Com base no que acabo de expor e nas dificuldades que tenho podido observar em vários alunos ao usarem os pretéritos perfeitos simples e composto do espanhol, creio que é preciso mostrar-lhes que não se deve ficar a mercê de expressões temporais para conseguir perceber as diferenças e usar adequadamente os dois. A utilização de materiais de qualidade, que mostrem ao aprendiz como os verbos são realmente usados, é importante para alcançar bons resultados, embora não seja garantia de sucesso.

Entendo que nós, professores, com o papel que temos de facilitadores, podemos promover o acesso do aluno a textos autênticos – e não me refiro somente a textos escritos -, onde se possa observar como a língua é realmente usada. Aproveitaríamos, inclusive, a capacidade de dedução dos alunos, permitindo que eles mesmos talvez pudessem chegar a algumas regras. Deste modo, a Leitura mostraria mais uma vez seu papel fundamental no processo de aprendizagem.
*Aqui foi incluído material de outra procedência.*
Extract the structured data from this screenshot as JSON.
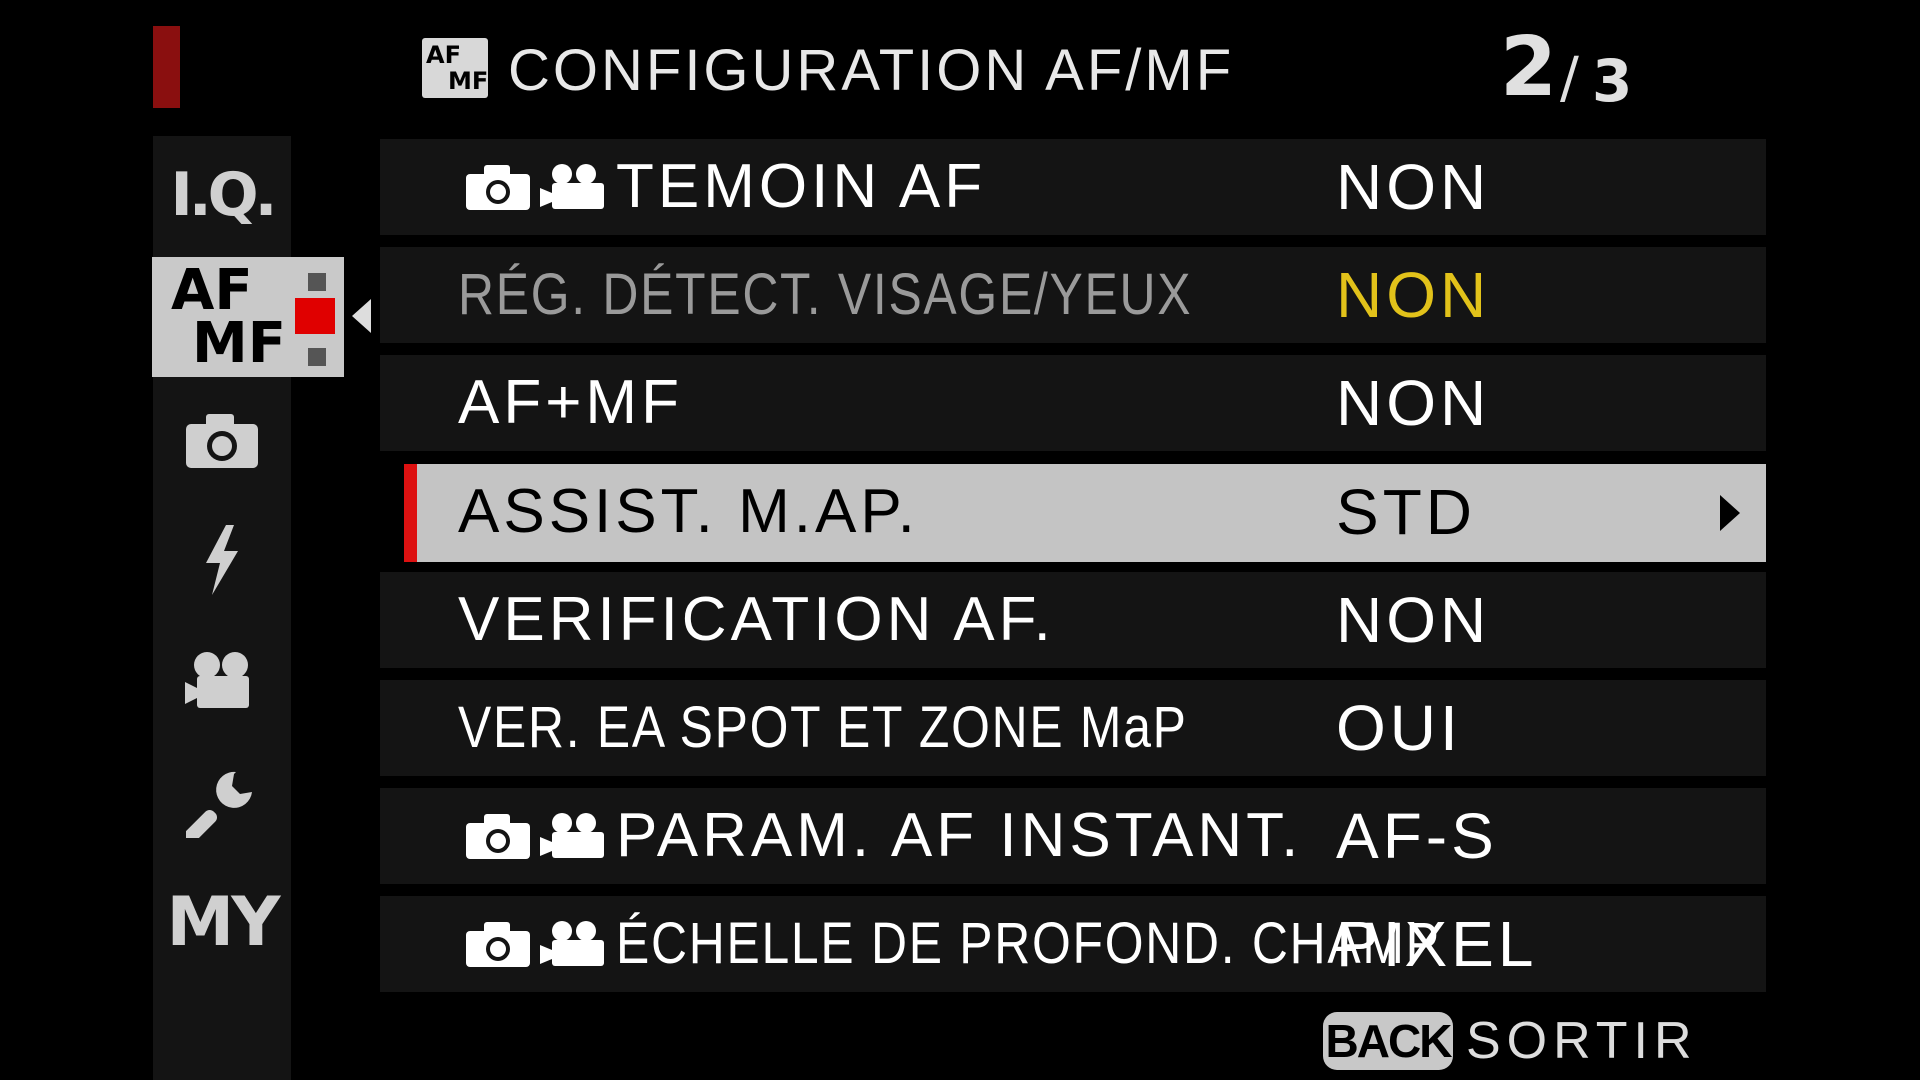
{
  "header": {
    "icon_top": "AF",
    "icon_bottom": "MF",
    "title": "CONFIGURATION AF/MF",
    "page_current": "2",
    "page_separator": "/",
    "page_total": "3"
  },
  "sidebar": {
    "items": [
      {
        "label": "I.Q.",
        "icon": "image-quality-icon"
      },
      {
        "label_top": "AF",
        "label_bottom": "MF",
        "icon": "af-mf-icon",
        "selected": true
      },
      {
        "icon": "camera-icon"
      },
      {
        "icon": "flash-icon"
      },
      {
        "icon": "movie-icon"
      },
      {
        "icon": "wrench-icon"
      },
      {
        "label": "MY",
        "icon": "my-menu-icon"
      }
    ]
  },
  "menu": {
    "rows": [
      {
        "label": "TEMOIN AF",
        "value": "NON",
        "icons": [
          "camera-icon",
          "movie-icon"
        ]
      },
      {
        "label": "RÉG. DÉTECT. VISAGE/YEUX",
        "value": "NON",
        "disabled": true
      },
      {
        "label": "AF+MF",
        "value": "NON"
      },
      {
        "label": "ASSIST. M.AP.",
        "value": "STD",
        "selected": true
      },
      {
        "label": "VERIFICATION AF.",
        "value": "NON"
      },
      {
        "label": "VER. EA SPOT ET ZONE MaP",
        "value": "OUI"
      },
      {
        "label": "PARAM. AF INSTANT.",
        "value": "AF-S",
        "icons": [
          "camera-icon",
          "movie-icon"
        ]
      },
      {
        "label": "ÉCHELLE DE PROFOND. CHAMP",
        "value": "PIXEL",
        "icons": [
          "camera-icon",
          "movie-icon"
        ]
      }
    ]
  },
  "footer": {
    "back_label": "BACK",
    "exit_label": "SORTIR"
  },
  "colors": {
    "accent_red": "#d11111",
    "disabled_value": "#e2c21a",
    "selection_bg": "#c4c4c4"
  }
}
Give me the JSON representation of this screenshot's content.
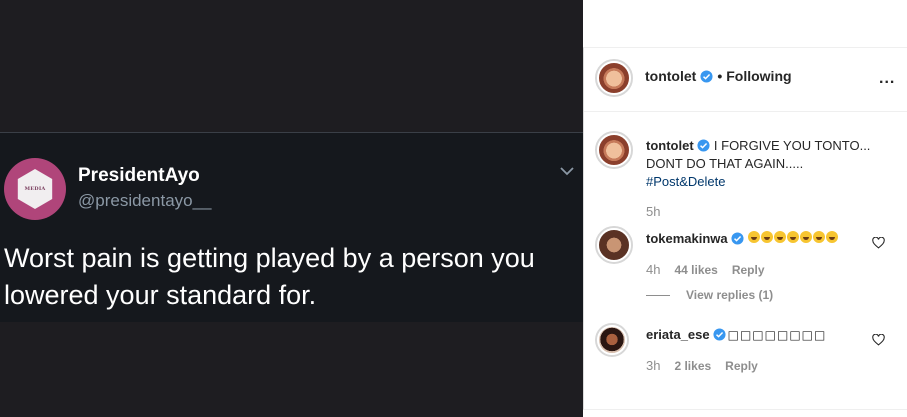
{
  "tweet": {
    "avatar_text": "MEDIA",
    "display_name": "PresidentAyo",
    "handle": "@presidentayo__",
    "text": "Worst pain is getting played by a person you lowered your standard for."
  },
  "post": {
    "header": {
      "username": "tontolet",
      "separator": "•",
      "follow_status": "Following",
      "more_icon": "..."
    },
    "caption": {
      "username": "tontolet",
      "text": "I FORGIVE YOU TONTO... DONT DO THAT AGAIN.....",
      "hashtag": "#Post",
      "suffix": "&Delete",
      "time": "5h"
    },
    "comments": [
      {
        "username": "tokemakinwa",
        "emoji_count": 7,
        "emoji_name": "grinning-face-icon",
        "time": "4h",
        "likes": "44 likes",
        "reply": "Reply",
        "view_replies": "View replies (1)"
      },
      {
        "username": "eriata_ese",
        "text": "□□□□□□□□",
        "time": "3h",
        "likes": "2 likes",
        "reply": "Reply"
      }
    ]
  },
  "colors": {
    "verified": "#3897f0",
    "tweet_background": "#15181d",
    "link": "#00376b",
    "muted": "#8e8e8e"
  }
}
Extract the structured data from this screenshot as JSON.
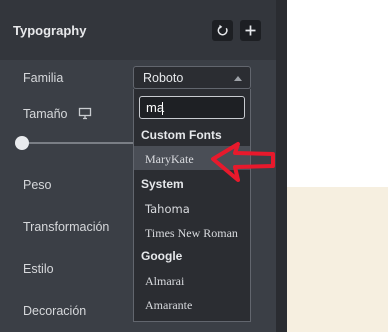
{
  "panel": {
    "title": "Typography",
    "reset_icon": "reset-icon",
    "add_icon": "plus-icon"
  },
  "fields": {
    "family": "Familia",
    "size": "Tamaño",
    "size_icon": "monitor-icon",
    "weight": "Peso",
    "transform": "Transformación",
    "style": "Estilo",
    "decoration": "Decoración"
  },
  "family_select": {
    "selected": "Roboto",
    "search_value": "ma",
    "groups": [
      {
        "name": "Custom Fonts",
        "options": [
          "MaryKate"
        ]
      },
      {
        "name": "System",
        "options": [
          "Tahoma",
          "Times New Roman"
        ]
      },
      {
        "name": "Google",
        "options": [
          "Almarai",
          "Amarante"
        ]
      }
    ],
    "highlighted_option": "MaryKate"
  },
  "colors": {
    "panel_bg": "#3b3f46",
    "header_bg": "#33363c",
    "dropdown_bg": "#2b2d32",
    "highlight_bg": "#4a4e56",
    "annotation_arrow": "#e8192c",
    "canvas_bg": "#f6efe0"
  }
}
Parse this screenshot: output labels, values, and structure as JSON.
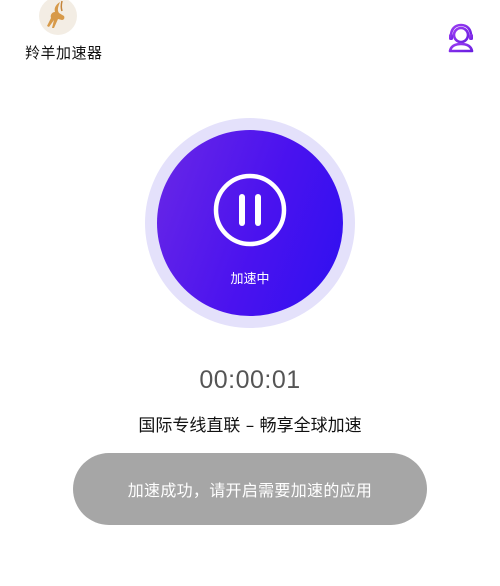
{
  "header": {
    "app_name": "羚羊加速器",
    "logo_icon": "antelope-logo-icon",
    "support_icon": "customer-service-icon"
  },
  "accelerator": {
    "status": "加速中",
    "control_icon": "pause-icon",
    "gradient_start": "#6a28e6",
    "gradient_end": "#2e10f0",
    "halo_color": "#e4e1fb"
  },
  "timer": "00:00:01",
  "subtitle": "国际专线直联 – 畅享全球加速",
  "toast": {
    "message": "加速成功，请开启需要加速的应用"
  },
  "colors": {
    "accent": "#7b2ff0"
  }
}
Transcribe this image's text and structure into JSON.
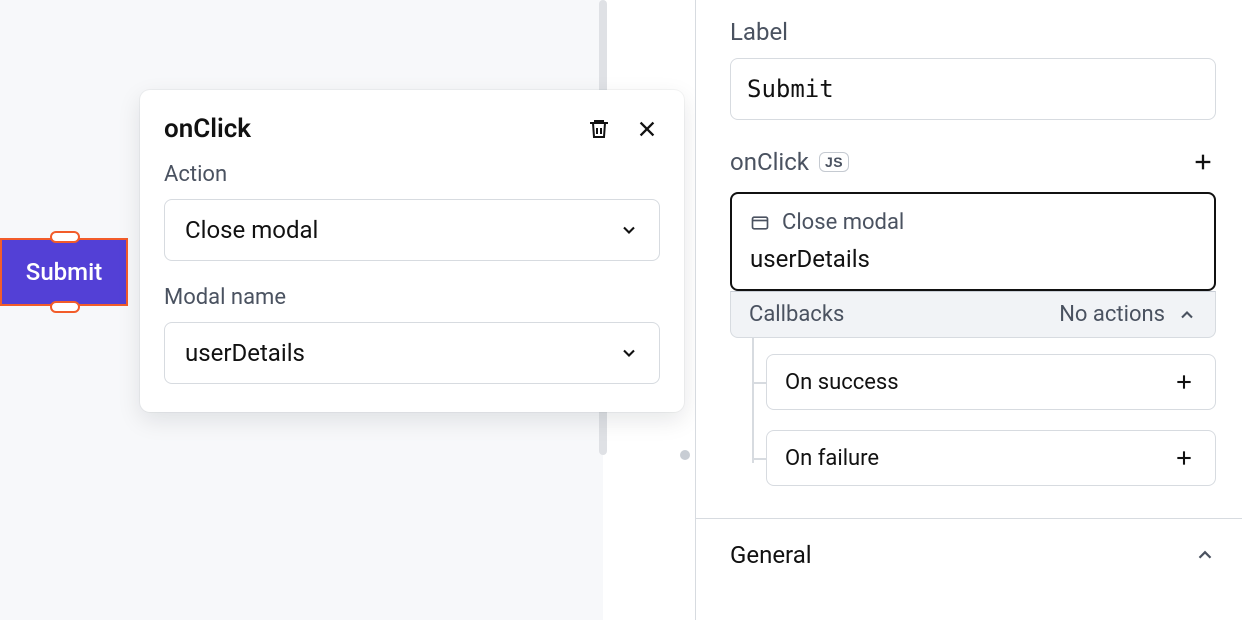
{
  "canvas": {
    "submit_button_label": "Submit"
  },
  "popover": {
    "title": "onClick",
    "action_label": "Action",
    "action_value": "Close modal",
    "modal_name_label": "Modal name",
    "modal_name_value": "userDetails"
  },
  "sidepanel": {
    "label_heading": "Label",
    "label_value": "Submit",
    "onclick_heading": "onClick",
    "js_badge": "JS",
    "action_card": {
      "type_label": "Close modal",
      "value": "userDetails"
    },
    "callbacks": {
      "label": "Callbacks",
      "status": "No actions",
      "on_success": "On success",
      "on_failure": "On failure"
    },
    "general_heading": "General"
  }
}
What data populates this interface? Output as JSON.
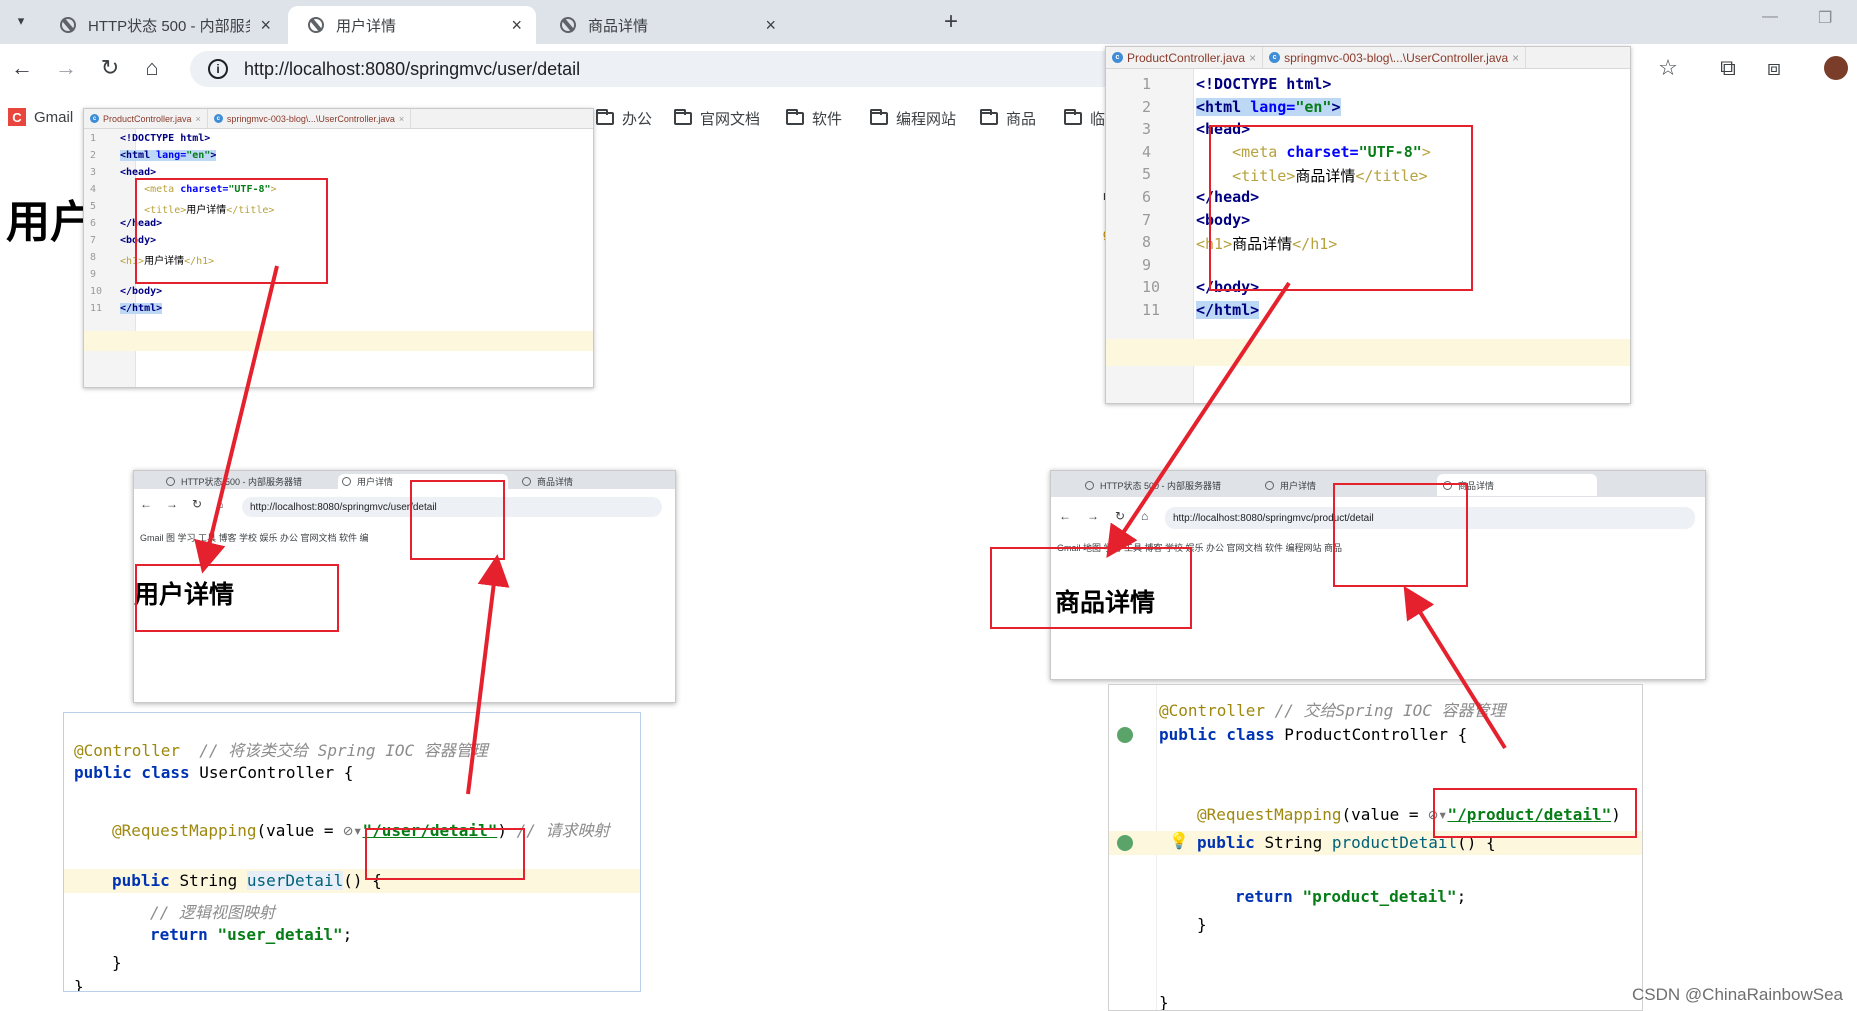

Finalmente, com este breve panorama que acabo de traçar, pudemos observar alguns dos muitos fatores que influenciam e também dificultam a aprendizagem desses que, como disse anteriormente, são os tempos verbais que mais causam problemas aos estudantes de espanhol. Precisamos estar empenhados em pesquisar e criar novos métodos, fazer de nossas salas de aula um lugar de descoberta. Retomando o jogo de palavras que fiz no título deste trabalho, acredito que os problemas com os dois pretéritos é uma "questão de tempos". Com isso, me refiro ao tempo verbal, logicamente, e ao meu desejo de que possamos encontrar sempre novos caminhos.

 

REFERÊNCIAS.

ALMEIDA FILHO, J. C. P. et alii. A representação do processo de aprender no livro didático nacional de língua estrangeira moderna no 1o grau. In: ALMEIDA FILHO, J. C. P. (org.). Trabalhos em Lingüística Aplicada. Campinas: Unicamp, 1991, p. 67-97.

BRUNO, F. C., MENDOZA, M. A. Hacia el Español: Nivel Básico. 4ª ed. São Paulo: Saraiva, 1999.

ALARCOS LLORACH, E. Estudios de Gramática Funcional del Español. 2ª ed. Madrid: Gredos, 1978, p.13-49.

SECO, Manuel. Gramática esencial del Español. Madrid: Espasa, 1994.

VIUDEZ, F. C. et alii. VEN, Nivel Básico. Madrid: Edelsa, 1998.